Ho vissuto pienamente in quella terra che a volte guardo con rabbia per le cose che succedono, per la mafia, per la malapolitica, per il controllo quasi totale della criminalità organizzata, ancora più sentito nei piccoli comuni, come quello in cui ho vissuto io. Mentre studiavo, sempre in Calabria e anche io in Scienze della comunicazione, ho iniziato a scrivere. Ci ho messo poco a capire qual era la mia indole e di cosa mi sarei dovuta occupare. E allora, da buona donna calabrese, con i jeans stretti, la maglietta un po’ scollata, il fard e il rossetto, ho girato le periferie più oscure per il giornale, ho provato a sfidare anche la mentalità arretrata in alcuni contesti. E mai, nessuno, mi ha messo le mani addosso o mi ha considerata una poco di buono. Le donne non valgono nulla? Sono le donne quelle che si stanno opponendo al sistema criminale in quella terra, sono le donne che hanno inaugurato una nuova primavera, sono le donne che vogliono un futuro diverso per i propri figli e che lottano, sudano, si battono in prima persona scegliendo anche percorsi dolorosi. Sono le donne che hanno fatto arrestare i più potenti boss. Sono le donne che ci hanno fatto scoprire il volto amaro di una Calabria piegata dalla ‘ndrangheta. Sono le donne che hanno osato sfidare criminali comuni e gli ‘ndranghetisti. Lea Garofalo, Giuseppina Pesce, Maria Concetta Cacciola ne sono l’esempio lampante.
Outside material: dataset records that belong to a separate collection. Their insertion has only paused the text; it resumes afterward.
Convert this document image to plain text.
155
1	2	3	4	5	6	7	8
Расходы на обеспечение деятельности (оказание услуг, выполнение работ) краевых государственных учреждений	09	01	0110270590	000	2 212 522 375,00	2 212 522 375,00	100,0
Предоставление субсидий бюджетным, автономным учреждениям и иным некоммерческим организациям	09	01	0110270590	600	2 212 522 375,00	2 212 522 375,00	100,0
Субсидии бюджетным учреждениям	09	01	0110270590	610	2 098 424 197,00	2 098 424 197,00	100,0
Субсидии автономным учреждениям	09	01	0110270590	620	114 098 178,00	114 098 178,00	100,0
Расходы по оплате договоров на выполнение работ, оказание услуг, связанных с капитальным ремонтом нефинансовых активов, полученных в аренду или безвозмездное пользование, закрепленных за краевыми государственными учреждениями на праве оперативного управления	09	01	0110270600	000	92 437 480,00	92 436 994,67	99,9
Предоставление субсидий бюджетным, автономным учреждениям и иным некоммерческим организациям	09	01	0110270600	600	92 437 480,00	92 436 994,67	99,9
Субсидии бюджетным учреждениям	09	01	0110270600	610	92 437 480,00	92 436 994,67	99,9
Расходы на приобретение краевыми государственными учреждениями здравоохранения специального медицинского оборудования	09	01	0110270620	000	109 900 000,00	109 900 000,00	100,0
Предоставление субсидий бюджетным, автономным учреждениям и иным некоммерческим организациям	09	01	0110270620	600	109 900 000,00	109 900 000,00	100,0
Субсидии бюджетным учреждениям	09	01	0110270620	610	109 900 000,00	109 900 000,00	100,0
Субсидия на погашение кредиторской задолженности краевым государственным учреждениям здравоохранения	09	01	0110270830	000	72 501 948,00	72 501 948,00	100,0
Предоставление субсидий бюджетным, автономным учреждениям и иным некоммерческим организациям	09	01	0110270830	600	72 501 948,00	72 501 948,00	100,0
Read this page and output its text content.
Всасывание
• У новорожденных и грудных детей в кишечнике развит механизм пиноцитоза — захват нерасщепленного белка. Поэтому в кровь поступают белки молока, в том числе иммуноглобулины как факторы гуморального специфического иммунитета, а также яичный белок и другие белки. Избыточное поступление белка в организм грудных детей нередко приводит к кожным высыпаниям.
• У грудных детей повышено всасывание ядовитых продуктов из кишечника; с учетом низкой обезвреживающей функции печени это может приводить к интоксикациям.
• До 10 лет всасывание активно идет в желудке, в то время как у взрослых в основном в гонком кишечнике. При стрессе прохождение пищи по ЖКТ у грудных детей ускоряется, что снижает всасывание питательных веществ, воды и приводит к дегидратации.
La situazione in questi anni è peggiorata? Così piace dire al giornalista che con il suo articolo ha ottenuto circa 400 segnalazioni su Fb. Con tutto l’affetto, caro Domenico, quello che dici è assurdo e surreale. È successo l’esatto contrario e tu descrivi una società vecchia di almeno tre generazioni. Roba che nemmeno Banfield, teorizzando il “familismo amorale” era riuscito a fare. Almeno quelle considerazioni riguardavano tutta la società e non solo la donna. Quando sono in Calabria, e nonostante le difficoltà con cui mi sono scontrata in quella terra, esco tutte le sere con amiche e amici, vado anche a ballare quando capita e non permetto a nessuno di darmi calci, pugni o schiaffi. Anche molte mie ex compagne di classe hanno scelto strade diverse dalla mia, si sono fatte una famiglia ma, ti assicuro, nella maggior parte dei casi, per vocazione e non per costrizione. Amo la mia terra, il suo mare e i suoi profumi, la gente sincera e l’ospitalità che non si ritrovano in alcun posto. E anche se da un anno vivo a Roma continuo ad essere orgogliosa delle mie radici. Sono sicura che siamo un popolo che è stato costretto a subire e dove per troppo tempo la frase “se ti fai i fatti toi campi centu anni” è stata la regola. Le donne calabresi hanno scelto di dire no. Hanno scelto di alzare la testa e di rompere col passato. Ma tu eri distratto, evidentemente.